Concerning the demographic factors assessed, age did not influence the final visual outcome. Conversely, Davidov et al. assessed 23 cases with post-anti-VEGF IVI endophthalmitis and indicated that younger age was linked to more favorable visual outcomes (21). Our findings showed that better visual acuity at presentation was linked to improved visual outcomes, consistent with Davidov et al.’s report that baseline BCVA was associated with better visual results (21). A negative culture result was significantly associated with better visual outcomes, contrasting with the findings of Dossarp et al.’s study, potentially influenced by the specific pathogens in the culture-positive subgroup (1).
In our analysis, patients who received TAI had better outcomes than those who underwent PPV. While previous retrospective analyses indicate no significant differences in outcomes between patients receiving TAI or PPV, our research does not support this conclusion (22).
In cases of endophthalmitis, several possible risk factors could be suggested. First, the use of repackaged bevacizumab syringes may have contributed to the increase. Second, inconsistencies in refrigerator storage could have led to greater contamination of bevacizumab vials during the pooling process. Third, contact between the needle and the eyelashes or lid margins during the procedure may have been a contributing factor. Lastly, the involvement of in-training fellows might have influenced the higher incidence rates. These factors emphasize the need for strict adherence to protocols regarding medication handling, storage, and procedural techniques to reduce the risk of endophthalmitis.
However, certain limitations must be recognized. First, the retrospective design of the study presents inherent challenges, including potential selection bias and dependence on pre-existing data.

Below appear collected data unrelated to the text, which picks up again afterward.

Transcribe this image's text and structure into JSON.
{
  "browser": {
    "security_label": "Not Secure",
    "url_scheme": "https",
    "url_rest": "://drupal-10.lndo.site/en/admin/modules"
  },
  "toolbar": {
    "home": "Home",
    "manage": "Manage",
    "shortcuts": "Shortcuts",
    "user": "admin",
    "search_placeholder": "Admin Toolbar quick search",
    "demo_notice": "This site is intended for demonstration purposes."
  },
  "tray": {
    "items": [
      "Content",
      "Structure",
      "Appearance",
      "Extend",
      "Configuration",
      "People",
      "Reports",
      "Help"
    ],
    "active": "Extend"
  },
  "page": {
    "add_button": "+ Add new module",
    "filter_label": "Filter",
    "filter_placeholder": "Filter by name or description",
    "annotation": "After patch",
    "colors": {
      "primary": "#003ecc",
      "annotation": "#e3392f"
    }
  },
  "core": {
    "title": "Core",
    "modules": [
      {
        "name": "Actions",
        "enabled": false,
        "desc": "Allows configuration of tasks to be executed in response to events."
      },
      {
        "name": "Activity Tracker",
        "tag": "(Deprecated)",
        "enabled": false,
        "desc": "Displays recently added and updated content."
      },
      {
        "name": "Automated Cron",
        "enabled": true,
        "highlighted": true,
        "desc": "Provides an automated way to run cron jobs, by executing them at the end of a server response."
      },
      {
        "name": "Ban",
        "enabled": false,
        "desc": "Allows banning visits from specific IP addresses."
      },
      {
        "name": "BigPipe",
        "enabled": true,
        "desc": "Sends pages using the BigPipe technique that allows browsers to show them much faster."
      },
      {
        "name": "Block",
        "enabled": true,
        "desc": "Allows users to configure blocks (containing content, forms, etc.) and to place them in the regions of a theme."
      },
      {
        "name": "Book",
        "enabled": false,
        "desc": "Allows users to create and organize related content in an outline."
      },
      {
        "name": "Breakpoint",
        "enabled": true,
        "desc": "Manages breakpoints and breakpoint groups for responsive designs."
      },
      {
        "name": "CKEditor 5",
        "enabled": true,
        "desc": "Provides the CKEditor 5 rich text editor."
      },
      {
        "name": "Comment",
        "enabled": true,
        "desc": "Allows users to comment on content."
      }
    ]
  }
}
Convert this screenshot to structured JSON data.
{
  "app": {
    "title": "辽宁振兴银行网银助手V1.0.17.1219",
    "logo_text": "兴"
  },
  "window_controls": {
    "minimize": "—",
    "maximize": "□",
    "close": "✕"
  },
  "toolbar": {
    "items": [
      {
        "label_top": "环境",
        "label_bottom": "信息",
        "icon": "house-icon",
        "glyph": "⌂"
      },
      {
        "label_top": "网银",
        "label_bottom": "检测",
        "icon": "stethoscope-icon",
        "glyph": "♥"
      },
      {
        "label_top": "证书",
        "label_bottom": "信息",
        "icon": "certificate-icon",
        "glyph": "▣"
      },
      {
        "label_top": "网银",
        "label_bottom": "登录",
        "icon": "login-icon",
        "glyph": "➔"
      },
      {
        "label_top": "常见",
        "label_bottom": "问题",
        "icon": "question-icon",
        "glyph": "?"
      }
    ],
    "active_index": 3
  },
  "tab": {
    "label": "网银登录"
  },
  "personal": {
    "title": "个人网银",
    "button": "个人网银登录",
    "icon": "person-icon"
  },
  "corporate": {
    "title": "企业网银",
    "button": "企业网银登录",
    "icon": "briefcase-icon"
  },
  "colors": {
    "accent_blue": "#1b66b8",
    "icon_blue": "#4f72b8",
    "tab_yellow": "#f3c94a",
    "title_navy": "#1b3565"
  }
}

Additionally, as the data comes from a single center, the findings may not be fully generalizable to a wider population. Variations in surgical proficiency among different surgeons could also influence the outcomes. Lastly, the relatively small number of endophthalmitis cases included may affect the statistical power and accuracy of the results. To strengthen future analyses, we plan to expand the sample size by incorporating data from multiple centers.
5.1. Conclusions
Infectious endophthalmitis following IVIs of anti-VEGF drugs is a rare yet severe complication of a procedure that has become routine in retinal practice. Due to the lack of established evidence-based guidelines, more information on the microorganisms responsible and the clinical progression of cases could help inform management strategies. Our findings can help predict outcomes and inform decision-making related to the treatment and diagnosis of post-injection IEO. Additional prospective trials are needed to develop comprehensive management guidelines for post-IVI endophthalmitis.